The Moon's Orbit
The motion of the Moon relative to the stars is direct, i.e. from West to East. It moves along the 'Celestial Sphere' at 13.2° per day, or about a half a degree per hour.
The Sun's pull on the Moon is twice as large as the Earth's pull on it, although the Sun is pulling the Earth and the Moon almost equally. Seen from a distance, the Moon's orbit is always concave to the Sun, i.e. a standard planetary orbit.
The two most significant irregularities affecting the motion of the Moon are
- Retrograde motion of the line of nodes the line of nodes being the line of intersection between the Moon's orbit and elliptic. This retrograde motion is in the plane of the ecliptic and has a period of 18.6 years.

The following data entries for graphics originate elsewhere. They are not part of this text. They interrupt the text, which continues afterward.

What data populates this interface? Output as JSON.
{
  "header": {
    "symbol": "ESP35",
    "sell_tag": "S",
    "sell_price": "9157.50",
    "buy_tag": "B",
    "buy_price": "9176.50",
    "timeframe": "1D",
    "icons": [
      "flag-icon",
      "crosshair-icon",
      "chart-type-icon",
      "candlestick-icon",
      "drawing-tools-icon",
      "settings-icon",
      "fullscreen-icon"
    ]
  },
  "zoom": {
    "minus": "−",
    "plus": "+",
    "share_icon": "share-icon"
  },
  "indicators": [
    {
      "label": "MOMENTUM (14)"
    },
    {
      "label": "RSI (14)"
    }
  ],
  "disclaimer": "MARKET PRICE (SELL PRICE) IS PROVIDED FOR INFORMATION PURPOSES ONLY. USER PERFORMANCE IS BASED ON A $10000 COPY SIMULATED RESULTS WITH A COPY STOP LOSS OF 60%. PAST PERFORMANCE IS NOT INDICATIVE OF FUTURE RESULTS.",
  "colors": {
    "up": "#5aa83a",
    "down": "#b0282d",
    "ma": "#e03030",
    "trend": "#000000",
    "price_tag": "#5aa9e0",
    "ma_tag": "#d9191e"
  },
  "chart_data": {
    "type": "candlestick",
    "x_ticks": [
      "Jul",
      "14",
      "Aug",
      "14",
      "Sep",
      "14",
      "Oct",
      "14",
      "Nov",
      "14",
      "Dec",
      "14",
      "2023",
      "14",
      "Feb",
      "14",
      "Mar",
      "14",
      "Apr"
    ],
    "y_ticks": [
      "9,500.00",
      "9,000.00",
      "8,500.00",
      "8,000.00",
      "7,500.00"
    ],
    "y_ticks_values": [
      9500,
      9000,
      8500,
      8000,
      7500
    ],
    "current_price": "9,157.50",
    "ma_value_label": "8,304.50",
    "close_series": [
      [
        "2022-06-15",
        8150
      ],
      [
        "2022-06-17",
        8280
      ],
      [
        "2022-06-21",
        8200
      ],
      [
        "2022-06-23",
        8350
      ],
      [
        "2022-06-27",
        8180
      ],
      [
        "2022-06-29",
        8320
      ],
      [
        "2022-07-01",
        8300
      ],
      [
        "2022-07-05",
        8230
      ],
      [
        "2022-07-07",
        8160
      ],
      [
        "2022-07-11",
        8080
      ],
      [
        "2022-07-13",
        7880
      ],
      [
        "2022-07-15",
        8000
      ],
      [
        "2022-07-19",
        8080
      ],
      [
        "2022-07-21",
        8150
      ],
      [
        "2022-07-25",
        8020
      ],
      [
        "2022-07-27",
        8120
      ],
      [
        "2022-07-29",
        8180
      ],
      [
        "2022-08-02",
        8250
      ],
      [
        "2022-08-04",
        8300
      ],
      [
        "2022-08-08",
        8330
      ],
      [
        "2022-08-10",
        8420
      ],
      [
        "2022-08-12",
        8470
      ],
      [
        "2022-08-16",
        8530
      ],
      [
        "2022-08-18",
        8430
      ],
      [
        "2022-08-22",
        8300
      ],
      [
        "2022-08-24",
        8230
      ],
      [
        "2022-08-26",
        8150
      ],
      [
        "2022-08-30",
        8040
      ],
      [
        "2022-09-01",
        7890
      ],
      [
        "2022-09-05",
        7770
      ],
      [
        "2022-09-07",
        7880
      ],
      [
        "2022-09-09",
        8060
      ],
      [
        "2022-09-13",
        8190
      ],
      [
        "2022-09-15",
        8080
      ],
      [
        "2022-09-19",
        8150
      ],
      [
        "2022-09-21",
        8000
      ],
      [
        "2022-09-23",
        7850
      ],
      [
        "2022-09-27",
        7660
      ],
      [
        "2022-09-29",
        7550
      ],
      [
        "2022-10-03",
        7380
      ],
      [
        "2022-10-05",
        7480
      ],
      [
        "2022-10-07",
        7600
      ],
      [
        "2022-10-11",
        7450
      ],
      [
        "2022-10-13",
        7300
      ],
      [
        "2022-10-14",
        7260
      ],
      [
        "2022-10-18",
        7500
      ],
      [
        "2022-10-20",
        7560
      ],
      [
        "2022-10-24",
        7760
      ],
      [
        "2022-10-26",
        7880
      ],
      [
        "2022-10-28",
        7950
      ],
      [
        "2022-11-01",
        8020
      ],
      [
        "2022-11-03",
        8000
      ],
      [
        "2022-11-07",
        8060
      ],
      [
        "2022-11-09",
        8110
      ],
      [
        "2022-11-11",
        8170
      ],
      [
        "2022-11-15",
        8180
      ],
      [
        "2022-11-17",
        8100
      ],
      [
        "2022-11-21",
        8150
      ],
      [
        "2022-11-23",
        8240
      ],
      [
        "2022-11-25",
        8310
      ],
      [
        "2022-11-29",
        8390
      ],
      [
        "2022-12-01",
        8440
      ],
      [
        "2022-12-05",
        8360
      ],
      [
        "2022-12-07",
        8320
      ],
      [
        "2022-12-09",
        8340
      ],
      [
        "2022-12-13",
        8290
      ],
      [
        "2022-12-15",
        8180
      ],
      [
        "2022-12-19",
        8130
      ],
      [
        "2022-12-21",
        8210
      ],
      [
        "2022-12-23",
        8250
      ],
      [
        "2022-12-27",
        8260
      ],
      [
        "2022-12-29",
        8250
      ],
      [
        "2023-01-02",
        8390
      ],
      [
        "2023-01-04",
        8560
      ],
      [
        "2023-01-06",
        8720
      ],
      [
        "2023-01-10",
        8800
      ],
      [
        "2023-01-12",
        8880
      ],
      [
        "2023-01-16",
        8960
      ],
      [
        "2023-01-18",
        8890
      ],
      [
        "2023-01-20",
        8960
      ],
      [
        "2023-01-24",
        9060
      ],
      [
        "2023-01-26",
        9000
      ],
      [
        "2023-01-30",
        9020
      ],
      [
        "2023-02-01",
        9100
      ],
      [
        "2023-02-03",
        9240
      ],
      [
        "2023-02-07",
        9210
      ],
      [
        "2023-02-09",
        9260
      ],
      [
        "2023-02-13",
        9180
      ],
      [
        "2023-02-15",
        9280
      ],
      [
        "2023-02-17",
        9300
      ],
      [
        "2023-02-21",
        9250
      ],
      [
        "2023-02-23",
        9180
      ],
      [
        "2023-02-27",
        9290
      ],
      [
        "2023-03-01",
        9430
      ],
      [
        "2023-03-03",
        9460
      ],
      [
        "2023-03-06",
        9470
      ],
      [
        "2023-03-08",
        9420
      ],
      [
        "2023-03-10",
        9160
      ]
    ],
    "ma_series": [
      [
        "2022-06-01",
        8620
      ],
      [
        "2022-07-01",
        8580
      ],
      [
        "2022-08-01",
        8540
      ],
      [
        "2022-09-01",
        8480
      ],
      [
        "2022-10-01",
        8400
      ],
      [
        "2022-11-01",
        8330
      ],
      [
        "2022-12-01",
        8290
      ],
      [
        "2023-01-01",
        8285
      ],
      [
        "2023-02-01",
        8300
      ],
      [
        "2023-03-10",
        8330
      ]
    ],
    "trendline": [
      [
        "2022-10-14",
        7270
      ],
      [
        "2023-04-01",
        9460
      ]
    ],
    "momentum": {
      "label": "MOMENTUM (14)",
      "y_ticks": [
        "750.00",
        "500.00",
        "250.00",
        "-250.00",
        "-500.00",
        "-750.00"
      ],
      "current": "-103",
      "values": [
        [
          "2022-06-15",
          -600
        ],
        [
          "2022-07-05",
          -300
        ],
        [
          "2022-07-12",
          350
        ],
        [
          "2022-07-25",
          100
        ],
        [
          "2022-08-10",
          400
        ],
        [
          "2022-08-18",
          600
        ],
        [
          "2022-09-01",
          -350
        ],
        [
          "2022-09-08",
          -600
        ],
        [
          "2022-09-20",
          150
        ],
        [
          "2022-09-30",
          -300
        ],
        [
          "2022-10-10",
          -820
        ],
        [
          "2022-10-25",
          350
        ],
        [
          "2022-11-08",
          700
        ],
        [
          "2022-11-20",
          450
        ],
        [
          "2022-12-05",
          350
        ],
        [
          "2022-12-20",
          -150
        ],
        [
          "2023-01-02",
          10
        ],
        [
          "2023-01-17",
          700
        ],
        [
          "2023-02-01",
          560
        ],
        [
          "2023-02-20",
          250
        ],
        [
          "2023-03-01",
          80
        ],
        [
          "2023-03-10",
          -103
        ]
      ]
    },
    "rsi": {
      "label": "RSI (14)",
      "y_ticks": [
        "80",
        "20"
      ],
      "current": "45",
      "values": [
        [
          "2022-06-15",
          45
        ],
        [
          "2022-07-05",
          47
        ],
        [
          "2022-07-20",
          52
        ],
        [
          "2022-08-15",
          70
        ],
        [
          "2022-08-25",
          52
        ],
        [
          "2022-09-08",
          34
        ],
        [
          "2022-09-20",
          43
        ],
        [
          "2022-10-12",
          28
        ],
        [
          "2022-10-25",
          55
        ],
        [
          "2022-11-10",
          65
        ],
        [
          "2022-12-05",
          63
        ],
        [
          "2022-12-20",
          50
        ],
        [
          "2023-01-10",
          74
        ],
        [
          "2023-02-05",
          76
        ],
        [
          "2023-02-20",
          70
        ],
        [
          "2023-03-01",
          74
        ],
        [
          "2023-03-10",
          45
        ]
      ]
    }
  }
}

- Advance in the line of apsides the line being the line joining perigee and apogee in the plane of the orbit.This motion is direct, it is in the palne of the Moon's orbit and has a period of 8.85 years (3232.6 days).
The eccentricty of the moon's orbit can vary. When the line of apsides points towards the Sun (which will happen when they coincide with the New or Full Moon, the eccentricity reaches a maximum.
On the other hand, when the line of apsides coincides with First or Third quater, they will be perpendicular to the direction of the Sun, the eccentricty will be a minimum.